Когда наших парней одолевало желание помордовать какого-нибудь гомика, никем не занятого в этот момент, или, к примеру, наседку (стукача), они отправлялись на его поиски. Его, как правило, прислоняли к стенке прогулочного дворика, все выстраивались полукругом вокруг него, причем справа от этого самого гомика или наседки стоял первый из блатных и упирался вытянутой рукой о стену, второй опирался о плечо первого, третий — о плечо второго и так далее, а последний, стоя слева от жертвы, в точности повторял позу первого. Несчастный оказывался пленником в клетке. А мучители, придвигаясь все ближе и сжимая крут с неизменными улыбками на губах, получали наслаждение от того страха, что испытывал бедолага и вместе с плевками выхаркивали ему прямо в лицо чудовищные оскорбления. И когда я видел проявления дружеских чувств к себе, и наши парни ласково улыбались мне, ведь многие были уверены, что я сплю с Булькеном, меня не переставал терзать страх при мысли о том, что они в любой момент могут превратиться в жестоких скотов и встанут вокруг меня таким же сатанинским кругом, и вместо того, чтобы замкнуться в своей скорлупе, как я поступал в Меттре, я взял за привычку держаться со всеми несколько отстраненно и далее пренебрежительно. Я существовал чуть в стороне от них.
Булькен онанировал — занимался рукоделием, так это у нас называли. Вот уже несколько дней я замечал у него круги под глазами. Они резко выделялись на его лице, почти превращая его в маску, ведь кожа у него была очень бледной и необыкновенно тонкой, особенно под глазами, чуть повыше скул.
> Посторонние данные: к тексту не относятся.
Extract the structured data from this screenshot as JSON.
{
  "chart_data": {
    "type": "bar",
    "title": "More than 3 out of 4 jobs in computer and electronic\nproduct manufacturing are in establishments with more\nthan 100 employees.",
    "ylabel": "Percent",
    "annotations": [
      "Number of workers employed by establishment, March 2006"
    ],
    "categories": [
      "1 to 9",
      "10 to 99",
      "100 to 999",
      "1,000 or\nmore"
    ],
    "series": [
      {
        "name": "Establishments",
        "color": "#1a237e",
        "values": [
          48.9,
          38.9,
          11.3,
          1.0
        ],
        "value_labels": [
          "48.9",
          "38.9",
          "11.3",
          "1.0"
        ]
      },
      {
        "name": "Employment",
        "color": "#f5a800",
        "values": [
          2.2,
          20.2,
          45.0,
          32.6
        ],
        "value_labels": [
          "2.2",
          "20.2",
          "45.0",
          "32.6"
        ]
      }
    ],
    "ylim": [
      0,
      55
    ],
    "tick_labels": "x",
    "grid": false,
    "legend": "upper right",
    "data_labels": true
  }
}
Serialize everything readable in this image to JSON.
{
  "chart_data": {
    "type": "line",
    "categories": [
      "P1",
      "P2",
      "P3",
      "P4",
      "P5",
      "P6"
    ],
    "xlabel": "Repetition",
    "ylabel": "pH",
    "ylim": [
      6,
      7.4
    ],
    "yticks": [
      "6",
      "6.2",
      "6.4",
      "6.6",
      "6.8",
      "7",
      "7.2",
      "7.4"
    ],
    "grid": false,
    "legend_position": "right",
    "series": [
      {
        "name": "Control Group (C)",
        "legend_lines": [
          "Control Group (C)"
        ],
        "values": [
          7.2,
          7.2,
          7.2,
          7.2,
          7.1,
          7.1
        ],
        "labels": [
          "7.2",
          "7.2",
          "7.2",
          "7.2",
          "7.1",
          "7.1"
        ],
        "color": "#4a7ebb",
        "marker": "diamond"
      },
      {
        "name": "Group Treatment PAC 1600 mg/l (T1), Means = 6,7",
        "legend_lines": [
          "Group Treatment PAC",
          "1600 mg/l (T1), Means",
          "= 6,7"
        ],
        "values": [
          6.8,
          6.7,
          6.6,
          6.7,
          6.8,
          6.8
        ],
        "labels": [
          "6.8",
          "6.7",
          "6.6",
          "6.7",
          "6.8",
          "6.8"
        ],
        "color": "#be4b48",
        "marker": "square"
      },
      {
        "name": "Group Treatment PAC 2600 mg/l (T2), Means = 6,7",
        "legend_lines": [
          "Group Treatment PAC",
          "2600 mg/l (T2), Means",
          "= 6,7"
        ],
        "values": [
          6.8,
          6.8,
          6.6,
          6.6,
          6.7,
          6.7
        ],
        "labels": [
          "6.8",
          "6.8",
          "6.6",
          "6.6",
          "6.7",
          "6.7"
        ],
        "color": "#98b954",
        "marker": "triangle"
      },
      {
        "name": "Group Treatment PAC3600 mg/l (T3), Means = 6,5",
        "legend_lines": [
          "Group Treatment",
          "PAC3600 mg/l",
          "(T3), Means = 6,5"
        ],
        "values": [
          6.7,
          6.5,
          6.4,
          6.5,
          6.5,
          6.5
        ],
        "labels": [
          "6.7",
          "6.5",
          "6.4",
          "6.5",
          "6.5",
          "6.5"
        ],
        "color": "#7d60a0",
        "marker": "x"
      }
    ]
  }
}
Увидев его утром, по этим синеватым кругам я догадывался, что ночью он предавался чувственному наслаждению, мысли об этом все еще тревожат меня, потому что я задаю себе вопрос: кого любил он втайне этими ночами, быть может, втайне даже от собственного сердца и собственного тела. Если судить по моим вкусам — а я любил только красивое, — то он должен был любить красивого мальчика или красивую девушку, но его явная, всем очевидная женственность и опыт Меттре мешали мне поверить, что ночью он представлял себе мысленно какую-нибудь девушку и любил ее или нежного мальчика (здесь есть такие, и он мог бы, если захотел, сговориться с кем-нибудь или дать понять, что хочет одного из них. Но он не хотел знаться ни с кем). Значит, оставалось одно: он был влюблен в кого-нибудь из наших. Я слишком много видел пар, где самый красивый юноша довольствовался самым уродливым, поэтому нисколько не сомневался, что и в самом деле существует какой-то природный закон, закон компенсации, который мог бы утешить меня, и мне было страшно подумать, что Пьеро был влюблен в самого красивого из наших сутенеров (конечно, он мне сказал как-то, что раньше любил Роки и даже добавил: «…он был таким милым»), потому что если он любил самого красивого и самого сильного одновременно (я имею в виду Лу-Ранний-Час), значит, он был его любовником? С чего я взял, что Лу был равнодушен к красоте Булькена? Или, может быть, Булькен был таким женственным, что ему хотелось, чтобы ночью его любил самый сильный, но в то же время и самый некрасивый, то есть бандит Бочако?